Les taux d’intérêts bas font converger épargne et investissement

le 27/08/2019 L'AGEFI Quotidien / Edition de 7H

La désépargne publique diminue le taux d’épargne tandis que le déficit fédéral américain nourrit les investissements.

épargne / investissement
Les taux de l’épargne et de l’investissement se resserrent de plus en plus.
(Pixabay)

La situation peut sembler ironique. Alors que les incertitudes soufflent un vent de méfiance sur l’activité économique, taux de l’épargne mondiale et taux d’investissement se resserrent de plus en plus.
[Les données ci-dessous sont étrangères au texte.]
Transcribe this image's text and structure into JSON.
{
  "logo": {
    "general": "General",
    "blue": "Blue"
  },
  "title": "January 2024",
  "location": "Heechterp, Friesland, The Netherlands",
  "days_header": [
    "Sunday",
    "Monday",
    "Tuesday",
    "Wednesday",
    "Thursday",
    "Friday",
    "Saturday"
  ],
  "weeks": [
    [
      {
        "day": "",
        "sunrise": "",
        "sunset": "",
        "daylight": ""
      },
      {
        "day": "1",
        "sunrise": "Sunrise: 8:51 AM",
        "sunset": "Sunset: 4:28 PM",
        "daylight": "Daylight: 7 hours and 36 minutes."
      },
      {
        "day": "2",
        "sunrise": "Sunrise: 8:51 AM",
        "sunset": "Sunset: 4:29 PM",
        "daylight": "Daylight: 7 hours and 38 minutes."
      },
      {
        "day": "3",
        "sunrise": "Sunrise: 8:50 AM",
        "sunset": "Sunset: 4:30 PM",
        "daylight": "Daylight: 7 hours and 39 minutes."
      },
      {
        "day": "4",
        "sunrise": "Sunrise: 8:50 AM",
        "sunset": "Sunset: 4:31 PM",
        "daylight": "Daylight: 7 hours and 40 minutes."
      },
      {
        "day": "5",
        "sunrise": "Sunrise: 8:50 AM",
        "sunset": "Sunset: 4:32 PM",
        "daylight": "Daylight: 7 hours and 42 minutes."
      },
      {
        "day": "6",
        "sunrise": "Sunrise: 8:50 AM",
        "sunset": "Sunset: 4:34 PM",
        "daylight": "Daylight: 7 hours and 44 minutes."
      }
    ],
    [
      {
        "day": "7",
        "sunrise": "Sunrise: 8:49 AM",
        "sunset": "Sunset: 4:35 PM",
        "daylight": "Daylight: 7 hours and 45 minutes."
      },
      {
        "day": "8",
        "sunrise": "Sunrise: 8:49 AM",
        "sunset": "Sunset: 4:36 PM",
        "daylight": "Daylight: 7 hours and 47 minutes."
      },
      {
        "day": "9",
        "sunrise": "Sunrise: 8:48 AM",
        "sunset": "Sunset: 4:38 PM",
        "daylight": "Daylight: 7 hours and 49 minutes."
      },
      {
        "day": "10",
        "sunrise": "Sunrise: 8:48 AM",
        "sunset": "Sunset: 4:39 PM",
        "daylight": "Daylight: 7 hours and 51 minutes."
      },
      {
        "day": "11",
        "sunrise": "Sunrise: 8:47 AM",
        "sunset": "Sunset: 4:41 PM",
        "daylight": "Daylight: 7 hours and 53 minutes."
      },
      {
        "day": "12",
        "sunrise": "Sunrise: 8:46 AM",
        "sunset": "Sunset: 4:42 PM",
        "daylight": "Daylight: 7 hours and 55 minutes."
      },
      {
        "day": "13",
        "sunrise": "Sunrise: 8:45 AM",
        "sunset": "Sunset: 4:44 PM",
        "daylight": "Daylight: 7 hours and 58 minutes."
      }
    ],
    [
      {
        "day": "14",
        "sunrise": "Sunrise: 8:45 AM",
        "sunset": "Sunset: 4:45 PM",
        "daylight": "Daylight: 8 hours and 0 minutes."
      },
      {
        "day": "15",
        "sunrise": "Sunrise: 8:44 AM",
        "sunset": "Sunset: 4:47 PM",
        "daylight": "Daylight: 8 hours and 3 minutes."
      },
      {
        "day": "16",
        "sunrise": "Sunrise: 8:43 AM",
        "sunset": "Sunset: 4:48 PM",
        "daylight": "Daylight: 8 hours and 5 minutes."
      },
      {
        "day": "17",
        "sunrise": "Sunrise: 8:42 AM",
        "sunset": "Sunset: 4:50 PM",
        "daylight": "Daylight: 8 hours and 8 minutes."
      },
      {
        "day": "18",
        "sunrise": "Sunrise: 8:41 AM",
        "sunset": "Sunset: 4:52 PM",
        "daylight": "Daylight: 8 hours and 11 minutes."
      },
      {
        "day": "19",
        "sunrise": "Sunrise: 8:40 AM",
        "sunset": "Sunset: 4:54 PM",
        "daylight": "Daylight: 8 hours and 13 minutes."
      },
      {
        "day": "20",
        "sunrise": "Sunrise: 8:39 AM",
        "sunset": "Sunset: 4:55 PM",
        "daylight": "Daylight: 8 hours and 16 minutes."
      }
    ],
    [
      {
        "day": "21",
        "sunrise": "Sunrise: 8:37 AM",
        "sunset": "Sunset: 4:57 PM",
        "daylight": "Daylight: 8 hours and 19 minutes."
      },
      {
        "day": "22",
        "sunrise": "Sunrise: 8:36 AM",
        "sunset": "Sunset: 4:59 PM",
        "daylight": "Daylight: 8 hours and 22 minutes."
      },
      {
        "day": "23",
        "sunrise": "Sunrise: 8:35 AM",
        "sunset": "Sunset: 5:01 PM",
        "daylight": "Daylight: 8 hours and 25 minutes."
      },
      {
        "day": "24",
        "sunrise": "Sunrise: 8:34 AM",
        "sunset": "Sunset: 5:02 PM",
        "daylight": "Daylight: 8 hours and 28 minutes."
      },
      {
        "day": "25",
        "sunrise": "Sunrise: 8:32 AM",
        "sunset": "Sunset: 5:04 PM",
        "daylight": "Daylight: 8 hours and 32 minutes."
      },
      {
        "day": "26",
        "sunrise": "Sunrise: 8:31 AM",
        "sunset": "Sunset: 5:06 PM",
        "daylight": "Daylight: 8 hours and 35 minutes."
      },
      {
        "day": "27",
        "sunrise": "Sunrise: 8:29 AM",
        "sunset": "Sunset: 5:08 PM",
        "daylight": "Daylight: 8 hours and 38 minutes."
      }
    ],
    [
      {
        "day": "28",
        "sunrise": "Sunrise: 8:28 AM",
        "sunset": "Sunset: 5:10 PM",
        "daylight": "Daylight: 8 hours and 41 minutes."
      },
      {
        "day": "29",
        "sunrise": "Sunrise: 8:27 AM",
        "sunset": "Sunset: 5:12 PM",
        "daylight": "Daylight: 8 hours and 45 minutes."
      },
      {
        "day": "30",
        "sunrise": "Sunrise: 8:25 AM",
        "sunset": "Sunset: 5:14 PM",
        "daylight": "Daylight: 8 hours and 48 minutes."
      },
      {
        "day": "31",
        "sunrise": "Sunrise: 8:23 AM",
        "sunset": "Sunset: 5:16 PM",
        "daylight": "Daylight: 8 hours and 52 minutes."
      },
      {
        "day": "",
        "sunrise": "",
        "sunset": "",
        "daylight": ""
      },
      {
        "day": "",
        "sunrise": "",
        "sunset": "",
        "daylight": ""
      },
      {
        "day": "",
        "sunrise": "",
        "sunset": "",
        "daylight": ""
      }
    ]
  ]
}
L’excès mondial d’épargne, mesuré par l’écart entre les deux taux, est en effet estimé à 0,1% pour l’année 2020 alors qu’il était encore autour des 0,5% en 2018. Si l’on pourrait y voir le fruit d’un réajustement des flux entre épargne et investissement rendu possible par des taux d’intérêts en baisse, c’est aussi du côté de l’épargne publique qu’il faut aller chercher les raisons de cette diminution.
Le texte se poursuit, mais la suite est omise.